I know, but I want a mechanic that serves as the focus of the set. Devour is not that. It's not that I think Devour is a bad mechanic (though I do think it has some minor flaws), but I don't think Dinotopia is the right place for it.
Yes, that was also something that came to my mind, however provoke allows me to cheat the system. Fight can only be used by green and maybe red as per traditional colour pie, but being a non-evergreen keyword, provoke allows me to "bleed" fight into colours other than those two. It just feels less weird for players to see a blue provoke creature than a blue fight creature, even though the result is somewhat similar.
If I decide to use Provoke, I'll treat fight in a similar way to how deathtouch was handled in Shadowmoor with Whither. Meaning that it will take a bit of a backseat to let the block mechanic shine.
Frogeater Raptor 4GG
Creature - Lizard (U)
Prey - 1G, Exile this card from your hand: Put a 2/2 green Frog creature token onto the battlefield. You may cast this card if you sacrifice that token in addition to paying its cost. Prey only as a sorcery.
6/6
Basic Instinct N (2: This creature gets +N/+N and loses all abilities until end of turn. Activate this ability only as a sorcery.)
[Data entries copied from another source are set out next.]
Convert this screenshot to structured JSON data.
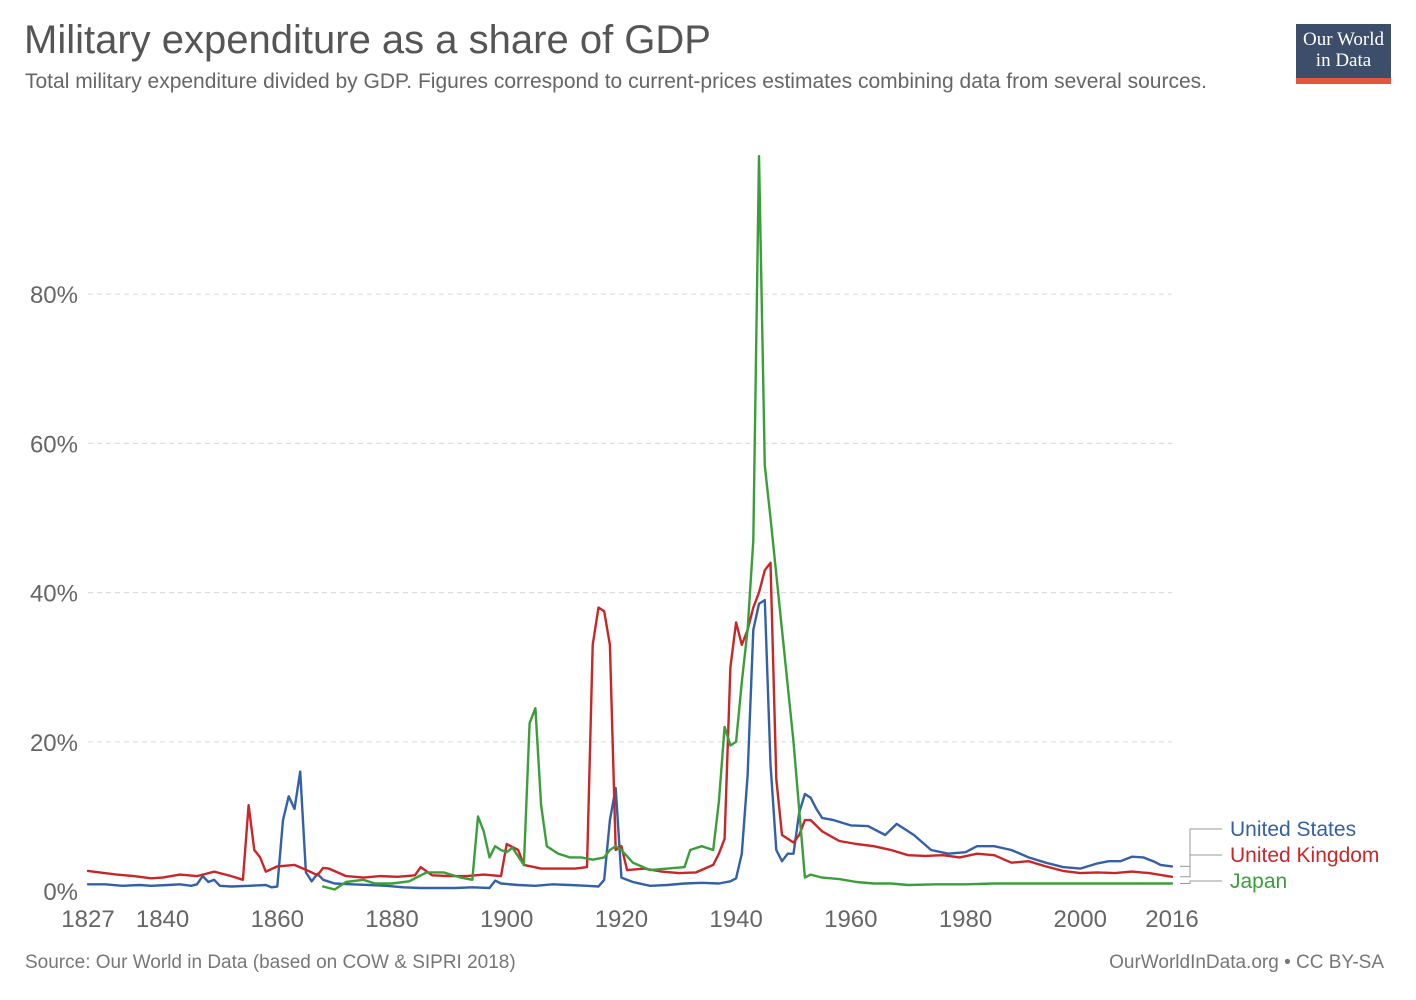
{
  "header": {
    "title": "Military expenditure as a share of GDP",
    "subtitle": "Total military expenditure divided by GDP. Figures correspond to current-prices estimates combining data from several sources."
  },
  "logo": {
    "line1": "Our World",
    "line2": "in Data"
  },
  "footer": {
    "source": "Source: Our World in Data (based on COW & SIPRI 2018)",
    "credit": "OurWorldInData.org • CC BY-SA"
  },
  "colors": {
    "United States": "#3360a9",
    "United Kingdom": "#ca2628",
    "Japan": "#3a9e3a"
  },
  "chart_data": {
    "type": "line",
    "title": "Military expenditure as a share of GDP",
    "xlabel": "",
    "ylabel": "",
    "xlim": [
      1827,
      2016
    ],
    "ylim": [
      0,
      100
    ],
    "x_ticks": [
      1827,
      1840,
      1860,
      1880,
      1900,
      1920,
      1940,
      1960,
      1980,
      2000,
      2016
    ],
    "y_ticks": [
      0,
      20,
      40,
      60,
      80
    ],
    "y_tick_labels": [
      "0%",
      "20%",
      "40%",
      "60%",
      "80%"
    ],
    "grid": true,
    "legend": "right, end of lines",
    "series": [
      {
        "name": "United States",
        "color": "#3360a9",
        "points": [
          [
            1827,
            0.9
          ],
          [
            1830,
            0.9
          ],
          [
            1833,
            0.7
          ],
          [
            1836,
            0.8
          ],
          [
            1838,
            0.7
          ],
          [
            1841,
            0.8
          ],
          [
            1843,
            0.9
          ],
          [
            1845,
            0.7
          ],
          [
            1846,
            0.9
          ],
          [
            1847,
            2.0
          ],
          [
            1848,
            1.2
          ],
          [
            1849,
            1.5
          ],
          [
            1850,
            0.7
          ],
          [
            1852,
            0.6
          ],
          [
            1855,
            0.7
          ],
          [
            1858,
            0.8
          ],
          [
            1859,
            0.5
          ],
          [
            1860,
            0.6
          ],
          [
            1861,
            9.5
          ],
          [
            1862,
            12.7
          ],
          [
            1863,
            11.0
          ],
          [
            1864,
            16.0
          ],
          [
            1865,
            2.5
          ],
          [
            1866,
            1.3
          ],
          [
            1867,
            2.3
          ],
          [
            1868,
            1.5
          ],
          [
            1870,
            1.0
          ],
          [
            1873,
            0.9
          ],
          [
            1876,
            0.8
          ],
          [
            1879,
            0.7
          ],
          [
            1882,
            0.5
          ],
          [
            1885,
            0.4
          ],
          [
            1888,
            0.4
          ],
          [
            1891,
            0.4
          ],
          [
            1894,
            0.5
          ],
          [
            1897,
            0.4
          ],
          [
            1898,
            1.4
          ],
          [
            1899,
            1.0
          ],
          [
            1902,
            0.8
          ],
          [
            1905,
            0.7
          ],
          [
            1908,
            0.9
          ],
          [
            1911,
            0.8
          ],
          [
            1914,
            0.7
          ],
          [
            1916,
            0.6
          ],
          [
            1917,
            1.5
          ],
          [
            1918,
            9.5
          ],
          [
            1919,
            13.8
          ],
          [
            1920,
            1.8
          ],
          [
            1922,
            1.2
          ],
          [
            1925,
            0.7
          ],
          [
            1928,
            0.8
          ],
          [
            1931,
            1.0
          ],
          [
            1934,
            1.1
          ],
          [
            1937,
            1.0
          ],
          [
            1939,
            1.3
          ],
          [
            1940,
            1.7
          ],
          [
            1941,
            5.0
          ],
          [
            1942,
            15.5
          ],
          [
            1943,
            35.0
          ],
          [
            1944,
            38.5
          ],
          [
            1945,
            39.0
          ],
          [
            1946,
            17.0
          ],
          [
            1947,
            5.5
          ],
          [
            1948,
            4.0
          ],
          [
            1949,
            5.0
          ],
          [
            1950,
            5.0
          ],
          [
            1951,
            10.5
          ],
          [
            1952,
            13.0
          ],
          [
            1953,
            12.5
          ],
          [
            1954,
            11.0
          ],
          [
            1955,
            9.8
          ],
          [
            1957,
            9.5
          ],
          [
            1960,
            8.8
          ],
          [
            1963,
            8.7
          ],
          [
            1966,
            7.5
          ],
          [
            1968,
            9.0
          ],
          [
            1971,
            7.5
          ],
          [
            1974,
            5.5
          ],
          [
            1977,
            5.0
          ],
          [
            1980,
            5.2
          ],
          [
            1982,
            6.0
          ],
          [
            1985,
            6.0
          ],
          [
            1988,
            5.5
          ],
          [
            1991,
            4.5
          ],
          [
            1994,
            3.8
          ],
          [
            1997,
            3.2
          ],
          [
            2000,
            3.0
          ],
          [
            2003,
            3.7
          ],
          [
            2005,
            4.0
          ],
          [
            2007,
            4.0
          ],
          [
            2009,
            4.6
          ],
          [
            2011,
            4.5
          ],
          [
            2013,
            3.9
          ],
          [
            2014,
            3.5
          ],
          [
            2016,
            3.3
          ]
        ]
      },
      {
        "name": "United Kingdom",
        "color": "#ca2628",
        "points": [
          [
            1827,
            2.7
          ],
          [
            1829,
            2.5
          ],
          [
            1832,
            2.2
          ],
          [
            1835,
            2.0
          ],
          [
            1838,
            1.7
          ],
          [
            1840,
            1.8
          ],
          [
            1843,
            2.2
          ],
          [
            1846,
            2.0
          ],
          [
            1849,
            2.6
          ],
          [
            1852,
            2.0
          ],
          [
            1854,
            1.5
          ],
          [
            1855,
            11.5
          ],
          [
            1856,
            5.5
          ],
          [
            1857,
            4.5
          ],
          [
            1858,
            2.6
          ],
          [
            1860,
            3.3
          ],
          [
            1863,
            3.5
          ],
          [
            1866,
            2.5
          ],
          [
            1867,
            2.1
          ],
          [
            1868,
            3.1
          ],
          [
            1869,
            3.0
          ],
          [
            1872,
            2.0
          ],
          [
            1875,
            1.8
          ],
          [
            1878,
            2.0
          ],
          [
            1881,
            1.9
          ],
          [
            1884,
            2.1
          ],
          [
            1885,
            3.2
          ],
          [
            1887,
            2.1
          ],
          [
            1890,
            2.0
          ],
          [
            1893,
            2.0
          ],
          [
            1896,
            2.2
          ],
          [
            1899,
            2.0
          ],
          [
            1900,
            6.3
          ],
          [
            1902,
            5.5
          ],
          [
            1903,
            3.5
          ],
          [
            1906,
            3.0
          ],
          [
            1909,
            3.0
          ],
          [
            1912,
            3.0
          ],
          [
            1914,
            3.2
          ],
          [
            1915,
            33.0
          ],
          [
            1916,
            38.0
          ],
          [
            1917,
            37.5
          ],
          [
            1918,
            33.0
          ],
          [
            1919,
            5.5
          ],
          [
            1920,
            6.0
          ],
          [
            1921,
            2.8
          ],
          [
            1924,
            3.0
          ],
          [
            1927,
            2.6
          ],
          [
            1930,
            2.4
          ],
          [
            1933,
            2.5
          ],
          [
            1936,
            3.5
          ],
          [
            1937,
            5.0
          ],
          [
            1938,
            7.0
          ],
          [
            1939,
            30.0
          ],
          [
            1940,
            36.0
          ],
          [
            1941,
            33.0
          ],
          [
            1942,
            35.0
          ],
          [
            1943,
            38.0
          ],
          [
            1944,
            40.0
          ],
          [
            1945,
            43.0
          ],
          [
            1946,
            44.0
          ],
          [
            1947,
            15.0
          ],
          [
            1948,
            7.5
          ],
          [
            1950,
            6.5
          ],
          [
            1951,
            7.5
          ],
          [
            1952,
            9.5
          ],
          [
            1953,
            9.5
          ],
          [
            1955,
            8.0
          ],
          [
            1958,
            6.7
          ],
          [
            1961,
            6.3
          ],
          [
            1964,
            6.0
          ],
          [
            1967,
            5.5
          ],
          [
            1970,
            4.8
          ],
          [
            1973,
            4.7
          ],
          [
            1976,
            4.8
          ],
          [
            1979,
            4.5
          ],
          [
            1982,
            5.0
          ],
          [
            1985,
            4.8
          ],
          [
            1988,
            3.8
          ],
          [
            1991,
            4.0
          ],
          [
            1994,
            3.3
          ],
          [
            1997,
            2.7
          ],
          [
            2000,
            2.4
          ],
          [
            2003,
            2.5
          ],
          [
            2006,
            2.4
          ],
          [
            2009,
            2.6
          ],
          [
            2012,
            2.4
          ],
          [
            2016,
            1.9
          ]
        ]
      },
      {
        "name": "Japan",
        "color": "#3a9e3a",
        "points": [
          [
            1868,
            0.6
          ],
          [
            1870,
            0.2
          ],
          [
            1872,
            1.2
          ],
          [
            1875,
            1.5
          ],
          [
            1877,
            1.0
          ],
          [
            1880,
            1.0
          ],
          [
            1883,
            1.3
          ],
          [
            1886,
            2.5
          ],
          [
            1889,
            2.5
          ],
          [
            1892,
            1.8
          ],
          [
            1894,
            1.5
          ],
          [
            1895,
            10.0
          ],
          [
            1896,
            8.0
          ],
          [
            1897,
            4.5
          ],
          [
            1898,
            6.0
          ],
          [
            1899,
            5.5
          ],
          [
            1900,
            5.2
          ],
          [
            1901,
            5.8
          ],
          [
            1903,
            3.5
          ],
          [
            1904,
            22.5
          ],
          [
            1905,
            24.5
          ],
          [
            1906,
            11.5
          ],
          [
            1907,
            6.0
          ],
          [
            1909,
            5.0
          ],
          [
            1911,
            4.5
          ],
          [
            1913,
            4.5
          ],
          [
            1915,
            4.2
          ],
          [
            1917,
            4.5
          ],
          [
            1918,
            5.5
          ],
          [
            1919,
            6.0
          ],
          [
            1920,
            5.5
          ],
          [
            1922,
            3.8
          ],
          [
            1925,
            2.8
          ],
          [
            1928,
            3.0
          ],
          [
            1931,
            3.2
          ],
          [
            1932,
            5.5
          ],
          [
            1934,
            6.0
          ],
          [
            1936,
            5.5
          ],
          [
            1937,
            12.0
          ],
          [
            1938,
            22.0
          ],
          [
            1939,
            19.5
          ],
          [
            1940,
            20.0
          ],
          [
            1941,
            28.0
          ],
          [
            1942,
            35.0
          ],
          [
            1943,
            47.0
          ],
          [
            1944,
            98.5
          ],
          [
            1945,
            57.0
          ],
          [
            1946,
            50.0
          ],
          [
            1948,
            35.0
          ],
          [
            1950,
            20.0
          ],
          [
            1952,
            1.8
          ],
          [
            1953,
            2.2
          ],
          [
            1955,
            1.8
          ],
          [
            1958,
            1.6
          ],
          [
            1961,
            1.2
          ],
          [
            1964,
            1.0
          ],
          [
            1967,
            1.0
          ],
          [
            1970,
            0.8
          ],
          [
            1975,
            0.9
          ],
          [
            1980,
            0.9
          ],
          [
            1985,
            1.0
          ],
          [
            1990,
            1.0
          ],
          [
            1995,
            1.0
          ],
          [
            2000,
            1.0
          ],
          [
            2005,
            1.0
          ],
          [
            2010,
            1.0
          ],
          [
            2016,
            1.0
          ]
        ]
      }
    ]
  }
}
I'm not a huge fan of vanilla-matters mechanics. Dinotopia is a primal world, not a simple one. Additionally, making a vanilla theme matter and interesting is a tough challenge. One could go the token route with populate, but it seems like Dinotopia wants to be more a battlecruiser set than a going-wide set.
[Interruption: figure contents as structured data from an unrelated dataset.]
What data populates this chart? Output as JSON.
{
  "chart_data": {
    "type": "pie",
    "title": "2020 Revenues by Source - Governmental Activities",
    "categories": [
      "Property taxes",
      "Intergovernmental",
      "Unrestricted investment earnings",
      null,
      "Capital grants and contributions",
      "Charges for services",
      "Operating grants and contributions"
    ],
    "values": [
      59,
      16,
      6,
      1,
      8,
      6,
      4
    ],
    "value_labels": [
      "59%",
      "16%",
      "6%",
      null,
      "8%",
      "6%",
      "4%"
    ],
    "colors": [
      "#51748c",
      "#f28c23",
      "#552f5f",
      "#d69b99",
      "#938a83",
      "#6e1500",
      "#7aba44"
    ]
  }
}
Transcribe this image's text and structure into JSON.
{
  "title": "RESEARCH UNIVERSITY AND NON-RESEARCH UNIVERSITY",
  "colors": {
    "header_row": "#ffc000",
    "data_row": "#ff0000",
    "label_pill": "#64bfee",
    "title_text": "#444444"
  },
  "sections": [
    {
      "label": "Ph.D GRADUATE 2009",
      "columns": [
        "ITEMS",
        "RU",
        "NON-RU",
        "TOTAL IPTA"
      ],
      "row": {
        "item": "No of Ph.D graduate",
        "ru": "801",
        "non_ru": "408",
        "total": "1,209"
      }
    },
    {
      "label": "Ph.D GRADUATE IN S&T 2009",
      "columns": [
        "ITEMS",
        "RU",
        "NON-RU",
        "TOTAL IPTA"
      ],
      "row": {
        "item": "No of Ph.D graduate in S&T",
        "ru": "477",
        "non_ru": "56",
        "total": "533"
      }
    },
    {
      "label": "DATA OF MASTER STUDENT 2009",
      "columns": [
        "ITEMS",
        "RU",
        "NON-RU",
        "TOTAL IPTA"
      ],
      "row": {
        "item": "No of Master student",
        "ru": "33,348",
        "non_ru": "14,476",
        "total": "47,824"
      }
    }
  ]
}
I can see myself using something similar, if it turns out Dinotopia wants a mana-smoothing mechanic, but I believe it's too early to tell at the moment. Thanks for the heads-up.
I have to be honest: I utterly detest DFCs. I think they play very good, in theory, but in practise they are a huge mess, even before you start playing. With DFCs it seems like the game tried to do something that the medium does not quite allow, at least not in an elegant way.
So no, no DFCs for me. But I think the exiling things from a graveyard and using them in some way is a nice enough design for fossils. And eggs were never really the focus. I only had the nest mechanic to help out devour. Without devour eggs will boil down to one-off flavour frostings for certain cards, but there won't be a mechanical representation.
Everyone seems to like devour so much. I really want to test foodchain with some of you guys to see what other people think about it. I only could do it solitaire, so the feedback is very limited and probably biased. But if someone was up for it, give me a call, and I'll try to arrange some time.
So I tested out Evolve and Provoke together with the two "established" mechanics Foodchain and Apex predator.
Provoke
Provoke was kind of boring. Sure it did its job and it did it well, but it's really nothing special. Especially in a world where fighting is a thing. (As DJK3654 mentioned.) It does something admirable though: It allows for removal to be plentiful (in form of provoke creatures) without oppressing the foodchain mechanic, which is very vulnerable to removal. However, the same effect can be achieved by adjusting the normal removal spells in the environment, so provoke is not essential.
Evolve
Evolve in itself works fine. (No surprise there.) However it works not very well with foodchain and apex predator. Foodchain makes the evolve creature bigger and stops it from evolving most of the time and evolving creatures often stops your apex predators from being apex predators. So it's rather anti-synergistic with the other mechanics.
Additionally, while it was never an issue during testplays, I'm still somewhat wary of possible memory issues with +1/+1 counters on creatures that are not part of a foodchain. Interestingly trying to tackle this issue made me come up with a mechanic that is very close to what already exists: Proliferate.
Proliferate is the next mechanic I'll test as a returning mechanic, but I got a good feeling.
Nevertheless, if anyone else feels like there's a good candidate, feel free to suggest some.